Sophie Duncan argues that “the Ripper murders and their 1888 coverage re-theatricalized not only London, but many provincial towns,” both through the many professional plays based on or interpreted through the Ripper story, and through “extra-theatrical, popular performance ‘scenarios’ by civilian men” (2019, 190). Men in London used costume and performance to imagine themselves into the whole cast of characters: “the plain-clothes detective, the Ripper’s female victims, and the Ripper himself” (190). The contemporary verb for such performances was to “personate.” Here is a fascinating departure from our modern usage of “impersonation,” implying that in dressing and behaving as these semi-real, semi-imaginary characters, the performer is not so much partaking in a falsehood as embodying a character into being, in line with the Butlerian idea of performativity. Recorded detective “personations” include that of a sailmaker of Ipswich who “gave out that he was a detective from Scotland-yard,” apparently walked around offering people “undecipherable [sic]” messages, promising that “the murderer would call [. . .] and upon being confronted with the written paper it would have a strange effect” (195). Other men engaged in “Ripper-baiting”: dressing in female clothing and loitering at likely hours in the appropriate Whitechapel locations. This was one tactic used professionally by police and journalists, but other motives are unknown. In 1889 one Edward Hamblar was arrested for “disorderly conduct and being dressed in female attire,” specifically a hat, veil, “dress, two flannel petticoats, and a dress improver” (198). Multiple men of course claimed to be Jack, and/or threatened to “do for [women of their acquaintance] the same as ‘Jack the Ripper’ had done for the others [. . .] some night when she little thinks of it.” “Do a Jack the Ripper” or “play Jack the Ripper” seem to have become threatening idioms to some extent, recorded in letters and divorce proceedings (199–200). Some men—including perfectly nonviolent ones—utilized costumes and props as a part of their Jack personations. George R. Sims was a journalist, author, and collector of mortuary photographs. Duncan notes that he recollected with relish his experience of going “to the Pavilion Theatre, Whitechapel” late at night, carrying “a long Japanese knife of a murderous character for melodramatic purposes” in a “black bag,” continuing,
I often wonder what would have happened had someone cried out, “That’s the Ripper,” and my black bag had been opened. [. . .] On the occasion when I carried the black bag and Japanese knife I [. . .] was standing among the people, close to the very spot where one of the worst murders was committed. (201)

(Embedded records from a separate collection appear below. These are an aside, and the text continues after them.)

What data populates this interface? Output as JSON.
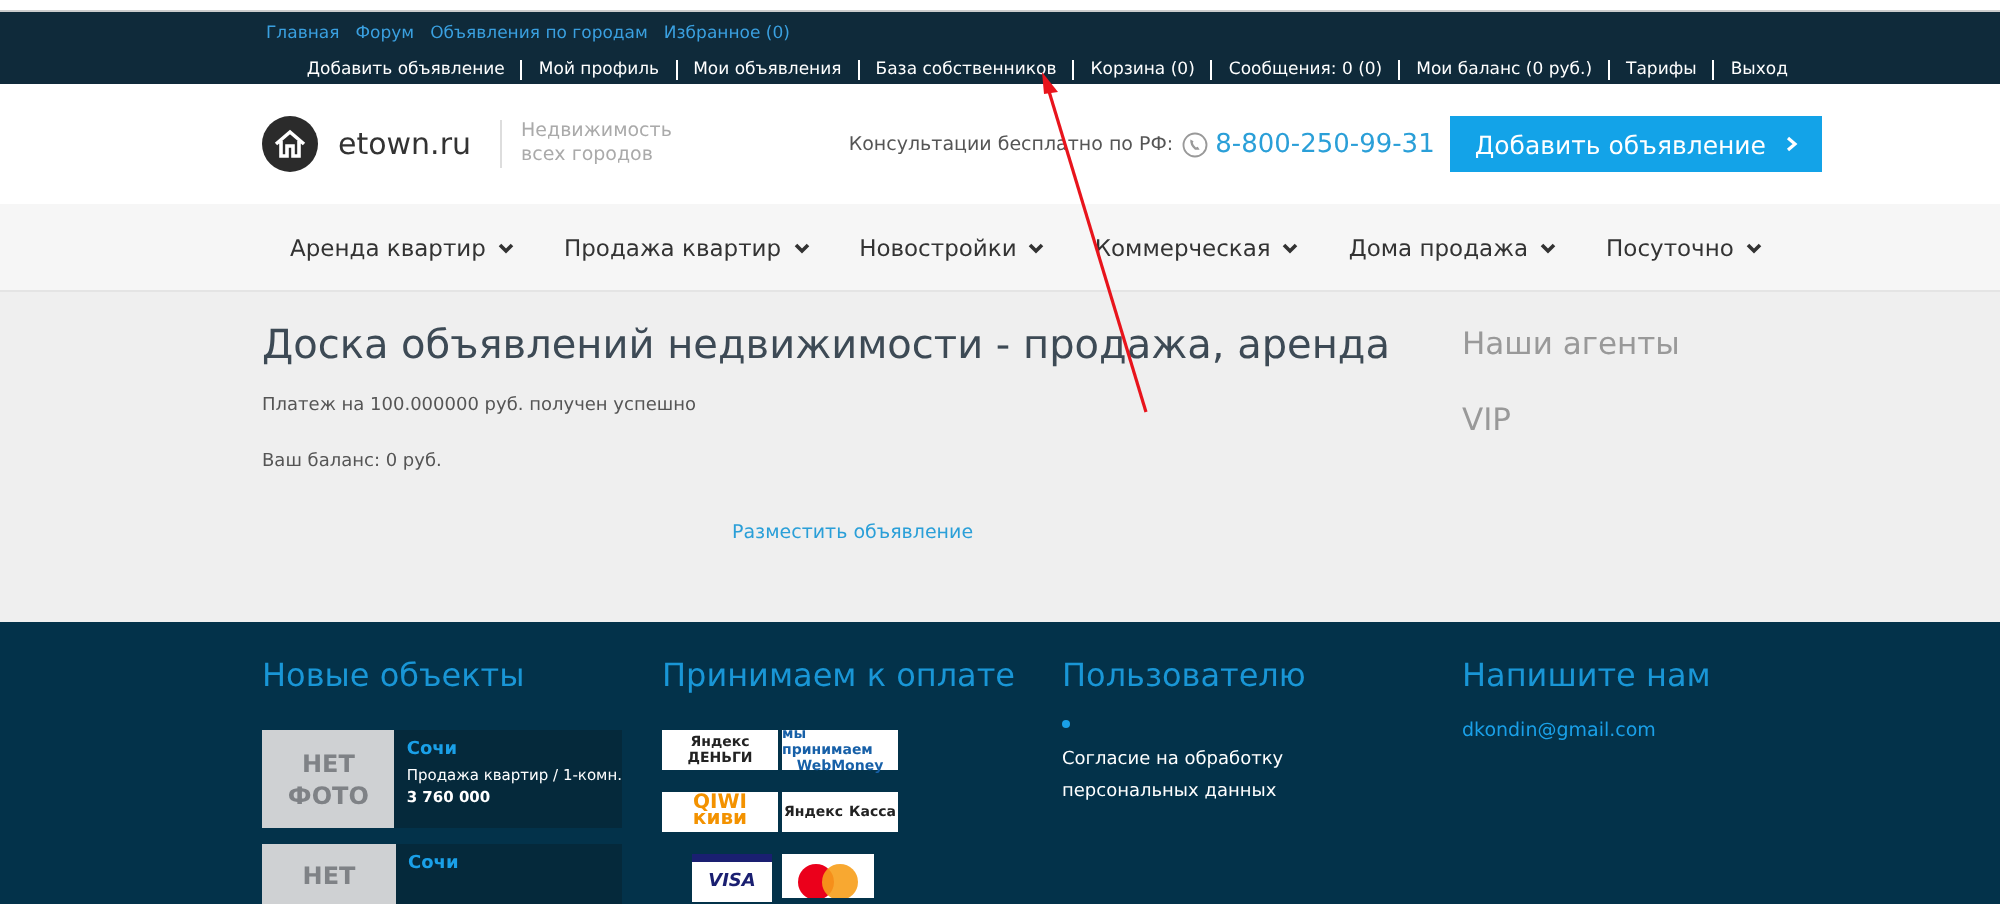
{
  "top_links": [
    "Главная",
    "Форум",
    "Объявления по городам",
    "Избранное (0)"
  ],
  "user_menu": [
    "Добавить объявление",
    "Мой профиль",
    "Мои объявления",
    "База собственников",
    "Корзина (0)",
    "Сообщения: 0 (0)",
    "Мои баланс (0 руб.)",
    "Тарифы",
    "Выход"
  ],
  "header": {
    "site_name": "etown.ru",
    "tagline": "Недвижимость всех городов",
    "consult_label": "Консультации бесплатно по РФ:",
    "phone": "8-800-250-99-31",
    "add_button": "Добавить объявление"
  },
  "nav": [
    "Аренда квартир",
    "Продажа квартир",
    "Новостройки",
    "Коммерческая",
    "Дома продажа",
    "Посуточно"
  ],
  "main": {
    "title": "Доска объявлений недвижимости - продажа, аренда",
    "payment_message": "Платеж на 100.000000 руб. получен успешно",
    "balance": "Ваш баланс: 0 руб.",
    "post_link": "Разместить объявление"
  },
  "sidebar": {
    "heading": "Наши агенты",
    "vip": "VIP"
  },
  "footer": {
    "new_objects": {
      "heading": "Новые объекты",
      "items": [
        {
          "no_photo": "НЕТ ФОТО",
          "city": "Сочи",
          "type": "Продажа квартир / 1-комн.",
          "price": "3 760 000"
        },
        {
          "no_photo": "НЕТ",
          "city": "Сочи"
        }
      ]
    },
    "payment": {
      "heading": "Принимаем к оплате",
      "logos": [
        {
          "kind": "yandex-money",
          "texts": [
            "Яндекс",
            "ДЕНЬГИ"
          ]
        },
        {
          "kind": "webmoney",
          "texts": [
            "мы принимаем",
            "WebMoney"
          ]
        },
        {
          "kind": "qiwi",
          "texts": [
            "QIWI",
            "киви"
          ]
        },
        {
          "kind": "yandex-kassa",
          "texts": [
            "Яндекс",
            "Касса"
          ]
        },
        {
          "kind": "visa",
          "texts": [
            "VISA"
          ]
        },
        {
          "kind": "mastercard"
        }
      ]
    },
    "user": {
      "heading": "Пользователю",
      "links": [
        "Согласие на обработку персональных данных"
      ]
    },
    "contact": {
      "heading": "Напишите нам",
      "email": "dkondin@gmail.com"
    }
  }
}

Is this cosplay? It sounds like it, with the props carefully selected for the theatrical impression, but the audience for whom fan cosplay is typically performed can only be imagined, lest the player find himself in real-life trouble. Lamerichs argues that “cosplay emphasizes the personal enactment of a narrative [. . .] a form of fan appropriation that transforms, performs, and actualizes an existing story in close connection to the fan’s own identity” (2011). It is a liminal experience, incorporating aspects both of the self and the Other, mixing properties of the self with properties of the character one is performing. Ellen Kirkpatrick argues that cosplay “exemplifies a moment” of “embodied translation, during which the fan transfers the character from a limitless fictional landscape to the fan’s delimited physical one” (2015). Given the amount of speculation and mystery surrounding Jack the Ripper, the fears and anxieties and contemporary bogeymen he represented (a mad doctor? an evil aristocrat? a foreign Jew?), one can certainly imagine the personations as a sort of delimitation—the endless landscape of possibilities narrowed to the personator’s body, brought within his control.

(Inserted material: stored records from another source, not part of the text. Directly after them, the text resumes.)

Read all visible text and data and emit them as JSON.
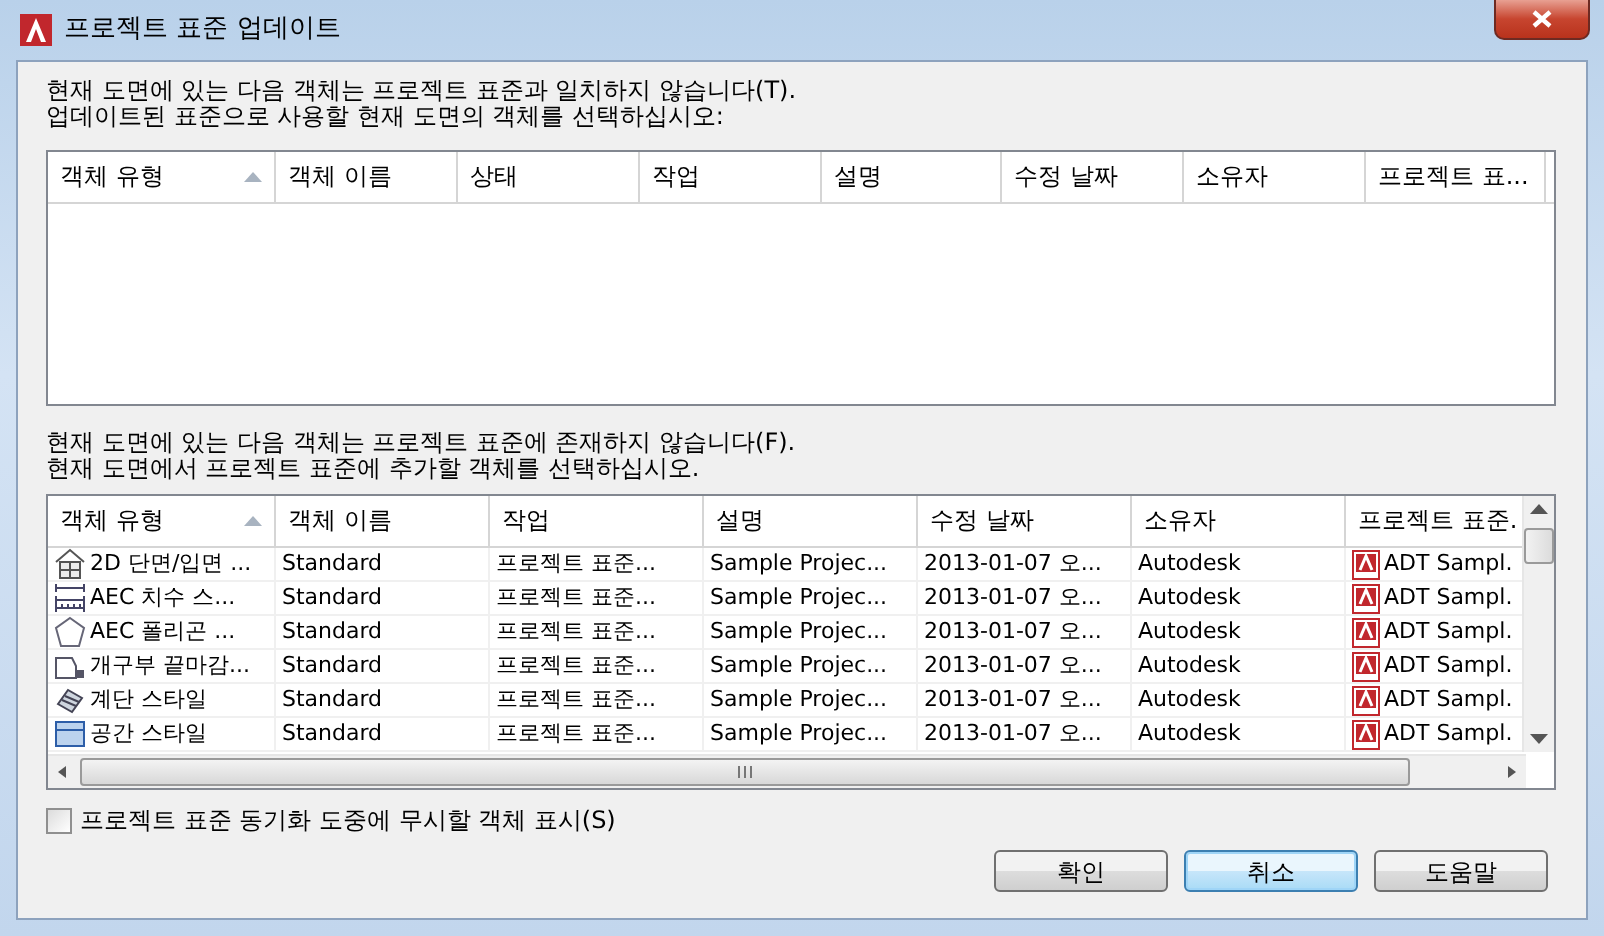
{
  "window": {
    "title": "프로젝트 표준 업데이트"
  },
  "nonmatching": {
    "instruction_1": "현재 도면에 있는 다음 객체는 프로젝트 표준과 일치하지 않습니다(T).",
    "instruction_2": "업데이트된 표준으로 사용할 현재 도면의 객체를 선택하십시오:",
    "columns": [
      {
        "label": "객체 유형",
        "sorted": true
      },
      {
        "label": "객체 이름",
        "sorted": false
      },
      {
        "label": "상태",
        "sorted": false
      },
      {
        "label": "작업",
        "sorted": false
      },
      {
        "label": "설명",
        "sorted": false
      },
      {
        "label": "수정 날짜",
        "sorted": false
      },
      {
        "label": "소유자",
        "sorted": false
      },
      {
        "label": "프로젝트 표...",
        "sorted": false
      }
    ]
  },
  "missing": {
    "instruction_1": "현재 도면에 있는 다음 객체는 프로젝트 표준에 존재하지 않습니다(F).",
    "instruction_2": "현재 도면에서 프로젝트 표준에 추가할 객체를 선택하십시오.",
    "columns": [
      {
        "label": "객체 유형",
        "sorted": true
      },
      {
        "label": "객체 이름",
        "sorted": false
      },
      {
        "label": "작업",
        "sorted": false
      },
      {
        "label": "설명",
        "sorted": false
      },
      {
        "label": "수정 날짜",
        "sorted": false
      },
      {
        "label": "소유자",
        "sorted": false
      },
      {
        "label": "프로젝트 표준.",
        "sorted": false
      }
    ],
    "rows": [
      {
        "kind": "section",
        "cells": [
          "2D 단면/입면 ...",
          "Standard",
          "프로젝트 표준...",
          "Sample Projec...",
          "2013-01-07 오...",
          "Autodesk",
          "ADT Sampl."
        ]
      },
      {
        "kind": "dimension",
        "cells": [
          "AEC 치수 스...",
          "Standard",
          "프로젝트 표준...",
          "Sample Projec...",
          "2013-01-07 오...",
          "Autodesk",
          "ADT Sampl."
        ]
      },
      {
        "kind": "polygon",
        "cells": [
          "AEC 폴리곤 ...",
          "Standard",
          "프로젝트 표준...",
          "Sample Projec...",
          "2013-01-07 오...",
          "Autodesk",
          "ADT Sampl."
        ]
      },
      {
        "kind": "opening",
        "cells": [
          "개구부 끝마감...",
          "Standard",
          "프로젝트 표준...",
          "Sample Projec...",
          "2013-01-07 오...",
          "Autodesk",
          "ADT Sampl."
        ]
      },
      {
        "kind": "stair",
        "cells": [
          "계단 스타일",
          "Standard",
          "프로젝트 표준...",
          "Sample Projec...",
          "2013-01-07 오...",
          "Autodesk",
          "ADT Sampl."
        ]
      },
      {
        "kind": "space",
        "cells": [
          "공간 스타일",
          "Standard",
          "프로젝트 표준...",
          "Sample Projec...",
          "2013-01-07 오...",
          "Autodesk",
          "ADT Sampl."
        ]
      }
    ]
  },
  "ignored_checkbox": {
    "label": "프로젝트 표준 동기화 도중에 무시할 객체 표시(S)",
    "checked": false
  },
  "buttons": [
    {
      "label": "확인",
      "focused": false
    },
    {
      "label": "취소",
      "focused": true
    },
    {
      "label": "도움말",
      "focused": false
    }
  ]
}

If cosplay involves elements of both the player and the character, here is a first demonstration of how Jack the Ripper was collaboratively invented through a proto-convergence culture. There is also a wealth of textual evidence for this process. The second way I observed the public creation of Jack is through what one might call proto-textual poaching: a vast and rapid uptick in public letter writing for publication on the subject of the killer, who he was, what his motives were, what sort of character he was—and of course, claims to be him. Initiated from the very first murder, that of Annie Chapman, hundreds of readers likewise “wrote themselves into the Ripper story, and in the process left some clues about their own desires, fantasies, and fears” (Curtis 2001, 239). Curtis coded a sample of 241 readers’ letters published across five newspapers, and found that their topics fell into five overlapping categories: “detection, law and order, suspects, moral and social reform, and miscellaneous” (241). Emphasizing that multiaccentuality of serial killing that Schmid observed, many writers took a moralistic posture, reproaching the public fascination with sensation-horror, blaming “journalists, novelists, and theatre managers” for pandering to the “‘the foul and seamy side of human nature’” (248). “‘We have set up King Horrors,’ complained one writer, ‘and we must bow down and worship him’” (248). Perhaps most interesting to my purposes are the hundreds of letters claiming to be from the Ripper himself. The missive signed “From Hell” is probably the best-known of these. Of almost equal fame are the “Dear Boss” letter—this is the first in which the writer names himself “Jack the Ripper”—and the “Saucy Jacky” postcard, in which he signs off as the above. There is no evidence that any of these missives were actually from the killer, though a linguistic forensic expert established in 2018 that the letter and the postcard are almost certainly by the same writer (Nini 2018). In any case, both the police and the press were inundated with “Ripper Letters,” claiming either to be The Ripper or an associate:
Written in different hands, most of these manic messages threatened more butcheries to come. Thus the East London Observer (Oct. 13) published a letter from “George of the High Rip Gang,” boasting that he would now commence cutting up “gilded” women or duchesses in the West End, while his “pal”—“jocular Jack”—continued his work in the East End. As he put it, “Oh, we are masters. No education like a butcher’s. No animal like a nice woman—the fat are best.” (Curtis 2001, 145)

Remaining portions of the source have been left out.